Design Snobbery: If You're Going to Blow, Might As Well be a Blowhard
A little while back over at Design Observer, Adrian Shaughnessy posted a tidbit about the riots in London. It was soon clear he touched off a nerve as 95 comments came rolling through ranging from "great article" to one commenter calling Mr. Shaughnessy a dick.
The thrust of the article puts part of the blame for the riots at the feet of designers. More specifically he addresses designers involvement in a culture of consumerism. This consumerism creates desires that some cannot meet and Shaughnessy suggests when the right spark comes along it releases a pent up frustration in the havenots to loot and destroy storefronts. Here's Shaughnessy:
The principal target was a highly successful chain of shops called JD Sports. It sells fashionable street wear. Other popular targets included mobile phone shops, electrical goods stores, and outlets of leading UK fashion brands.
All these shops spend huge amounts of money on branding, on store layout, on window displays, and slick advertising. Their ads leap at us from newspapers, magazines, TV, radio, and the Internet. Celebrities endorse their products. They are little shrines of desire.
Despite one or two gleefully publicised cases, the majority of the rioters came from poor homes in the least desirable, least well-resourced areas of England’s major cities. They come from places with low achievement rates in education, and where employment prospects are low.

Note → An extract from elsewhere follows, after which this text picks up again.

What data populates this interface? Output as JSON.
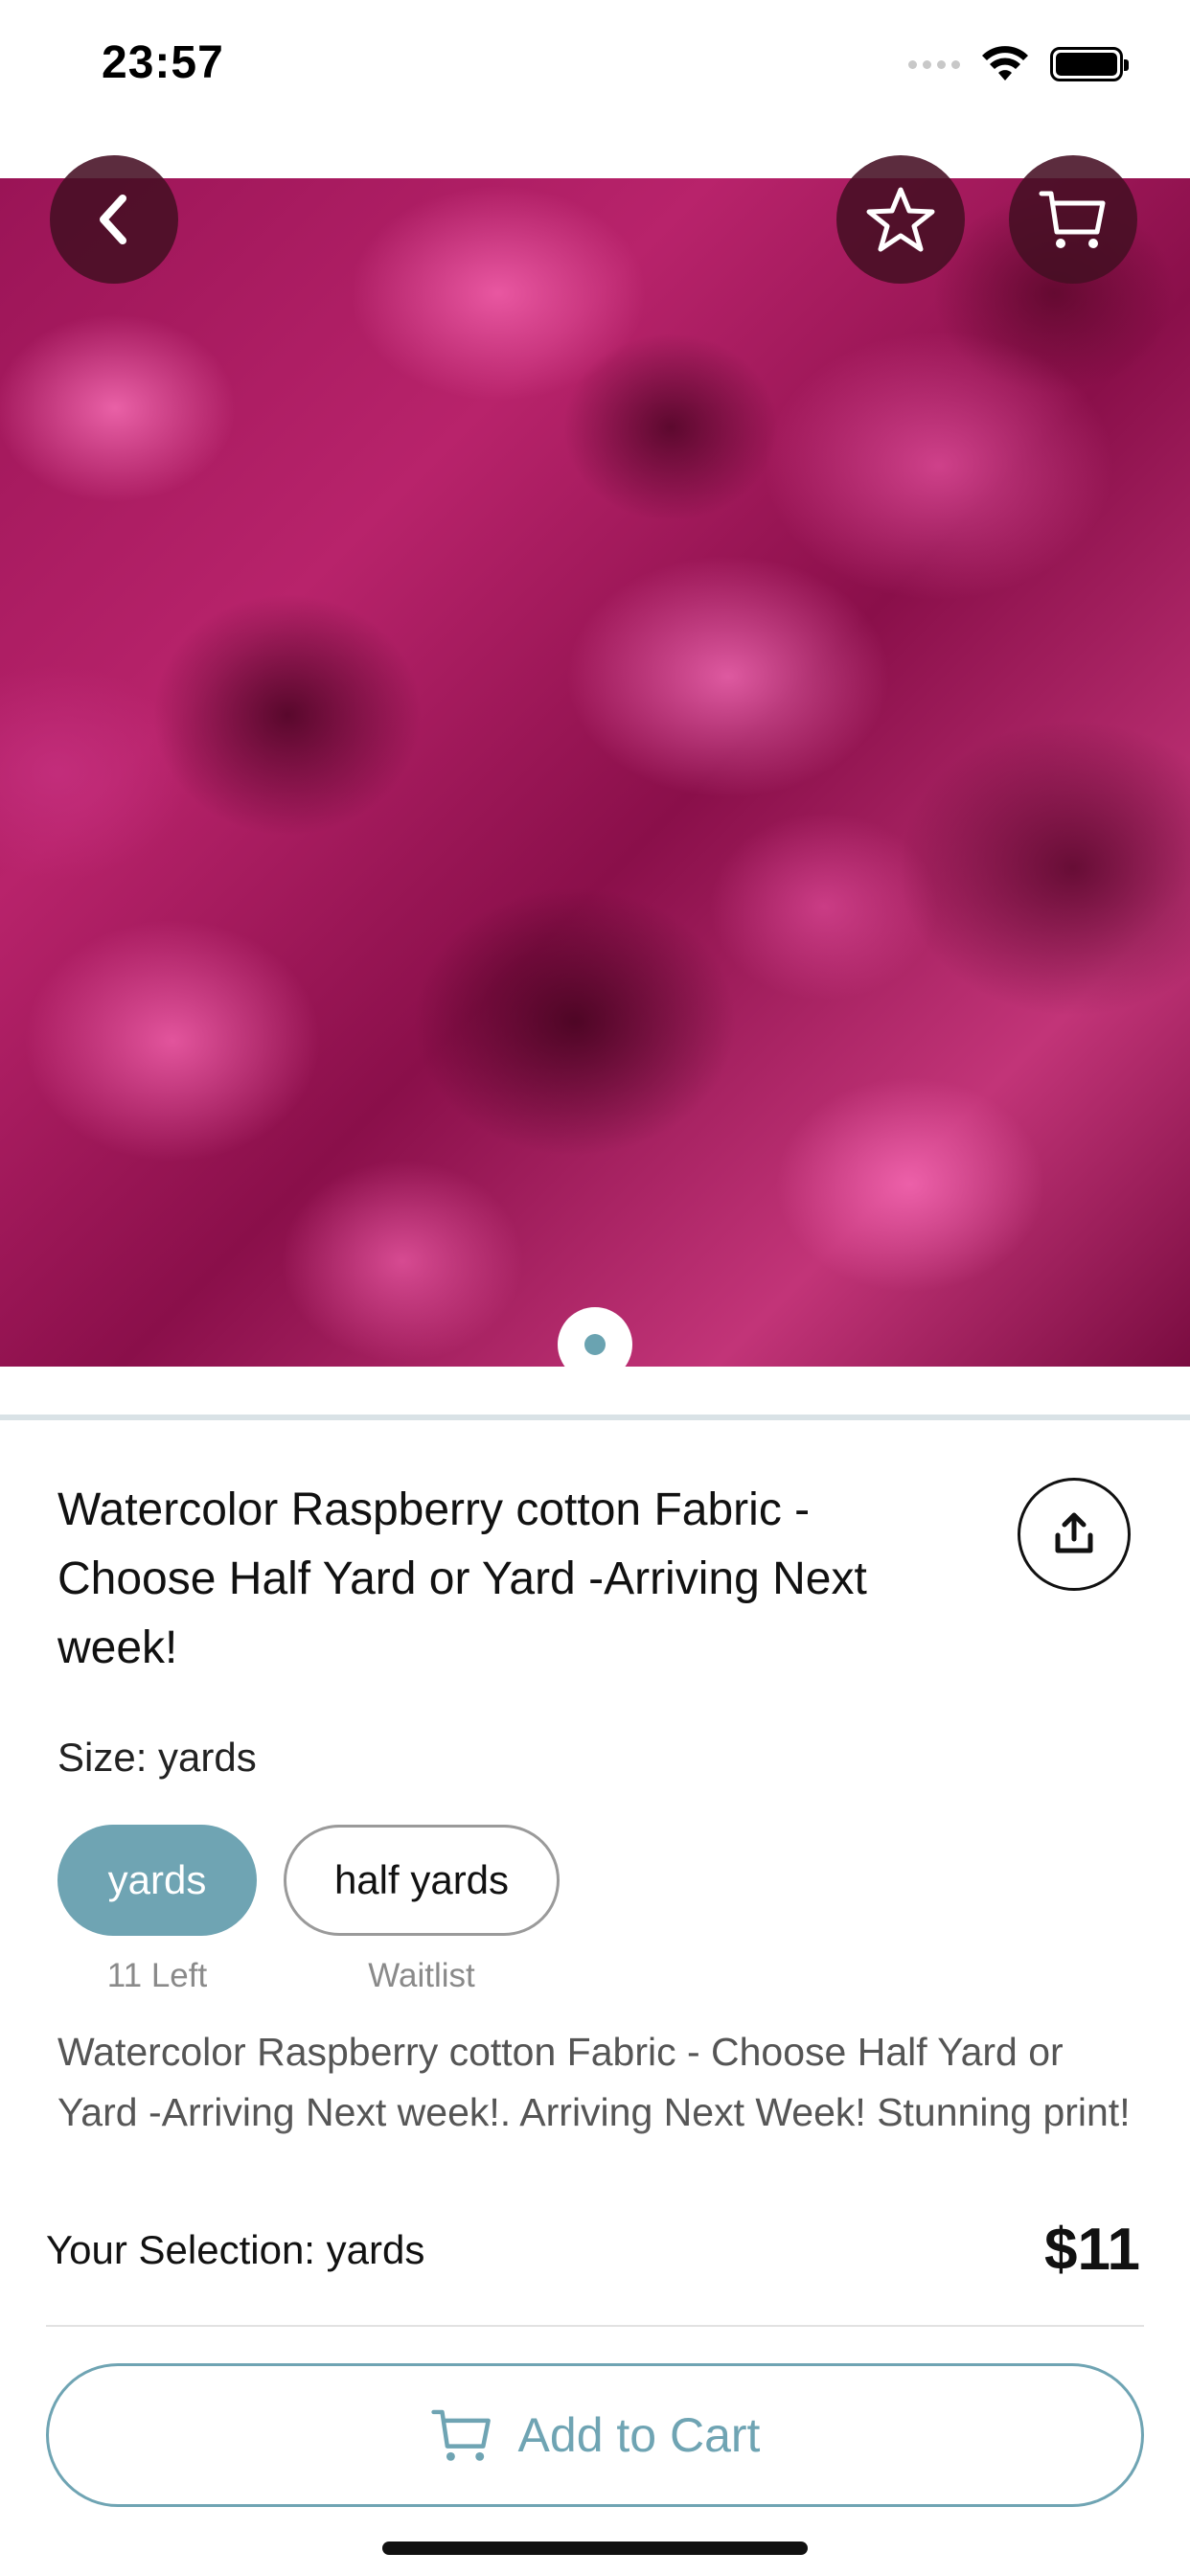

These young people are not poor in the sense in which we understand poverty in the undeveloped world. They have Blackberrys (the encrypted Blackberry messaging system was used extensively to coordinate attacks), fashionable jeans, and cool footwear: but they are poor enough to have a sense of being excluded from the great orgy of consumer acquisitiveness that is flaunted in front of them daily.
Specifically, they are excluded from the world of desire and consumption created by the brand owners, advertising agencies, art directors, graphic designers, photographers, product designers, retail designers, architects, stylists, retouchers, and copywriters.
I can see how something like this can provoke the idea that this is all patently ridiculous. Shuaghnessy does himself no favors by being overly myopic in his description of the targets. Perhaps JD Sports were targeted using smartphones, but rioters were burning cars and destroying mom and pop stores all over the city. Private property, businesses, lamp posts... it didn't matter.
Additionally it's hard to reconcile the notion that people running around with Blackberries and $100 Nikes are so upset over the fact that they can't have Mercedes and Louis Vuitton handbags that they decide to steal more $100 Nikes. I can't have Louis Vuitton luggage either. I won't even get into the armchair psychology he gets into in terms of the level of the rioters' education or manner of upbringing.
All of that said, I don't want to let designers off the hook for the role they play in consumerism. Nor do I want to downplay how consumerism and the economic realities that result from it don't have ramifications (sometimes riotous!) Designers love to talk about the "power of design" yet shy away from the idea that they would be partially responsible for something that sounds as diabolical as consumerism. We don't want our work to be labeled as "slick advertising." That makes us all sound like shysters trying to dupe someone out of a buck.
Yet you can't have your cake and eat it too. Design works. Design is good business and indeed design generates desire. Truly good design also creates beauty. In the world of branding it creates a rewarding experience. In the world of products it can create simplicity. When done correctly no wonder design creates desire. It's almost the whole point. Massimo Vignelli describes design as getting rid of "vulgarity." Design replaces those things that degrade our visual environment and improves them.
The moral question designers need to deal with are how to balance making a living (as Madonna says, we are living in a material word) with perhaps turning down work for folks that want to use design to exploit, mislead or generally inflict more vulgarity on the world. I'm not going to say the folks at Landor were amoral when they created a beautiful identity for BP that suggested BP was a shiny happy eco-friendly company. Besides, I'm sure they sleep well on their mattress full of $100 bills.
When thinking about design and consumerism, we have to remember that design doesn't create haves and havenots. Economics, public policy and political battles create them. Your moral duty as a designer is to decide who you serve and what ends do they serve. That's all you can take responsibility for, not criminal behavior of others*.
*None of this is to say that that the politics and decisions made by those in power don't deserve some sort of reaction It is above my pay grade, and out of my sphere of knowledge to know anything about politics in the UK.